Eine tödliche „Massage“
Die kleinwüchsige und lernschwache 25-Jährige ließ sich überzeugen, sich einer „Massage“mit den Füßen zu unterziehen. In erster Instanz war deutlich geworden, dass der 51-Jährige mit den Füßen und seinem ganzen Körpergewicht auf die junge Frau eintrat. Die Beschreibung seines Vorgehens, die Art der inneren Verletzungen und die Fotos der mit Hämatomen übersäten Leiche lassen auf ein Martyrium schließen. Nach der „Behandlung“brach Vanessa in der Dusche bewusstlos zusammen.
Was danach geschehen war, war einer der fraglichen Punkte, um die es im Berufungsverfahren ging. Zweifelsfrei hat Klaus S. die Frau mit seinen Fingern penetriert und begonnen, sie zu stimulieren. Dabei hat er sie mit seinem Ring innerlich verletzt. Er sei der Überzeugung gewesen, so ihr Basis-Chakra im Beckenboden zu stimulieren und sie so zu reanimieren, hieß es. Der Mann bewegte sich in der Mittelalterszene und hat einen Hang zum Okkultismus. Er sei von seiner Methode überzeugt gewesen, auch wenn mit dieser Stimulation Erfolge nicht möglich beziehungsweise nicht bewiesen sind. „Das war der einzige Grund, sexuelle Motive lagen zu keinem Zeitpunkt vor“, argumentierte Verteidiger Daniel Christen.

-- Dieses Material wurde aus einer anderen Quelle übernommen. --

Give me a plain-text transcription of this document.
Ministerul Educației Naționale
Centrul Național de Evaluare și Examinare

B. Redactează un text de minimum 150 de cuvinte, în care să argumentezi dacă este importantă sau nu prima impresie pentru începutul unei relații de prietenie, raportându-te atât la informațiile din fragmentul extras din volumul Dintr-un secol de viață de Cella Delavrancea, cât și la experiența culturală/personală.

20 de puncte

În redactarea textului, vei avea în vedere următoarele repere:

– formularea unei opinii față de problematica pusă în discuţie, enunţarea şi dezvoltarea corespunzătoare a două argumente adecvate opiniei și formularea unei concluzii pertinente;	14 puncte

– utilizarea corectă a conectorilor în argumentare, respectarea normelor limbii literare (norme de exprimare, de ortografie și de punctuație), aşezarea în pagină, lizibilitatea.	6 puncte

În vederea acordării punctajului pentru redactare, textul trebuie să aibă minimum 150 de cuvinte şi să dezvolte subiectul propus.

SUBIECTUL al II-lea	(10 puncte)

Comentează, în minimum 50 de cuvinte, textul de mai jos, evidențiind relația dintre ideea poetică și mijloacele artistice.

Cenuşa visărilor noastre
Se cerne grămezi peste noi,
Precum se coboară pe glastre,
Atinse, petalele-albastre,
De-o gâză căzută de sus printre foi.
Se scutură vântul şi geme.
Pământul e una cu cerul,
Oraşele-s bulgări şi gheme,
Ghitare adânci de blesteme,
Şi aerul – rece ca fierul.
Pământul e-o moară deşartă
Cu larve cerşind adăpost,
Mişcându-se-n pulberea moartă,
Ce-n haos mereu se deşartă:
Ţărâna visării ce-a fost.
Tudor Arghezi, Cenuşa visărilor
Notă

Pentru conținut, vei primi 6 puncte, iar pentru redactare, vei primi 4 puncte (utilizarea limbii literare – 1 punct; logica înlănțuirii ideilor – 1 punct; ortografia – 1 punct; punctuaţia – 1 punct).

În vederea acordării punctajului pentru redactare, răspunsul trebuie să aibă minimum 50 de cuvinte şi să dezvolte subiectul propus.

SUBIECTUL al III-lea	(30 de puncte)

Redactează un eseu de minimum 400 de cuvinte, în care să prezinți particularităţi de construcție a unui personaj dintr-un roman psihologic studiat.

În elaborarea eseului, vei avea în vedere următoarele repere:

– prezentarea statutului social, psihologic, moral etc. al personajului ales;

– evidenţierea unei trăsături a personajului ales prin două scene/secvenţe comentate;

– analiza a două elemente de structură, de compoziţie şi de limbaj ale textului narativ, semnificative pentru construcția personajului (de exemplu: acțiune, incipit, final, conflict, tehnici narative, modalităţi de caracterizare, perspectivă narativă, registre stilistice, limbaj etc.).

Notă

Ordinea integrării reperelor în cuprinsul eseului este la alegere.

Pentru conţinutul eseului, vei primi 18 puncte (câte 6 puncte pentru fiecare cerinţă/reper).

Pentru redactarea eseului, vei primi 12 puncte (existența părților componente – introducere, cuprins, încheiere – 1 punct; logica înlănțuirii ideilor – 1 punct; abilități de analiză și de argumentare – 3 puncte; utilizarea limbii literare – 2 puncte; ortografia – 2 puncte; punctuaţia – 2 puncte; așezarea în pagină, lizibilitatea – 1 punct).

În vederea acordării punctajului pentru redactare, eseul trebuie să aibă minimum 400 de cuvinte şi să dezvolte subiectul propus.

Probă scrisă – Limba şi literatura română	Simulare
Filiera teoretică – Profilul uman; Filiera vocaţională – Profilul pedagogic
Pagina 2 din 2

Die erste Instanz war unter Berücksichtigung eines forensischen Gutachtens zur selben Ansicht gelangt und hatte Klaus S. im März 2018 von der Schändung und von der Störung des Totenfriedens freigesprochen. „Das ist eine reine Schutzbehauptung“, sagte hingegen Staatsanwalt Marco Breu am Mittwoch. Der Vater „hätte durchaus andere Handlungsmöglichkeiten gehabt. Er hätte den Rettungsdienst und/oder die Nachbarn zur Hilfe rufen können“. So hatte es ihm auch der ehemalige Freund von Vanessa W. in einem Chat geraten. Er war zu diesem Zeitpunkt nicht in der Wohnung. Weiterhin im Dunkeln bleibt auch, was es mit dem Holzknebel auf sich hatte, den der Vater dem leblosen Körper seiner Tochter zwischen die Zähne geklemmt hatte. Die Staatsanwaltschaft sagt, dass zu diesem Zeitpunkt bereits die Totenstarre eingesetzt hatte, weswegen der Totenfrieden gestört worden sei. Die Verteidigung hingegen bleibt dabei: „Er tat das zum Zeitpunkt des Zusammenbruchs und nicht nach dem Tod.“So habe er verhindern wollen, dass die Tochter ihre Zunge verschluckt.
Christen sagte in seinen Ausführungen außerdem, das Bezirksgericht habe in seinem Urteil inkonsequent argumentiert. Es habe ein sehr schweres Verschulden angenommen, es sei aber nur von einem leichten bis mittleren Verschulden auszugehen. Er bezog sich auf Schweizer Rechtsprechung, die in solchen Fällen fünfeinhalb Jahre ansetze. Seinem Mandanten „tut es von Herzen leid“, er habe sich entschuldigt, und das sei nicht genügend gewürdigt worden. „Der Vorwurf, dass er nicht geweint hat, ist klar polemisch.“Er habe auch das Schmerzensgeld bezahlt und den Schuldpunkt akzeptiert.
Klaus S., neben dem Kantonspolizisten sitzend, schwieg während der Verhandlung. Scheinbar abwesend – wie schon vor einem Jahr mit leicht angedeutetem Lächeln – blickte er auf das Gericht. Zu Beginn und am Ende erteilte ihm Obergerichtspräsidentin Anna Katharina Glauser Jung jeweils das Wort. Ob er etwas erklären wolle? „Im Moment g’rad nicht. Nein.“
Das Urteil wird in den nächsten Tagen nicht öffentlich gefällt. Erfahrungsgemäß kann es bis zur Urteilsmitteilung durch das Obergericht bis zu zwei Monaten dauern.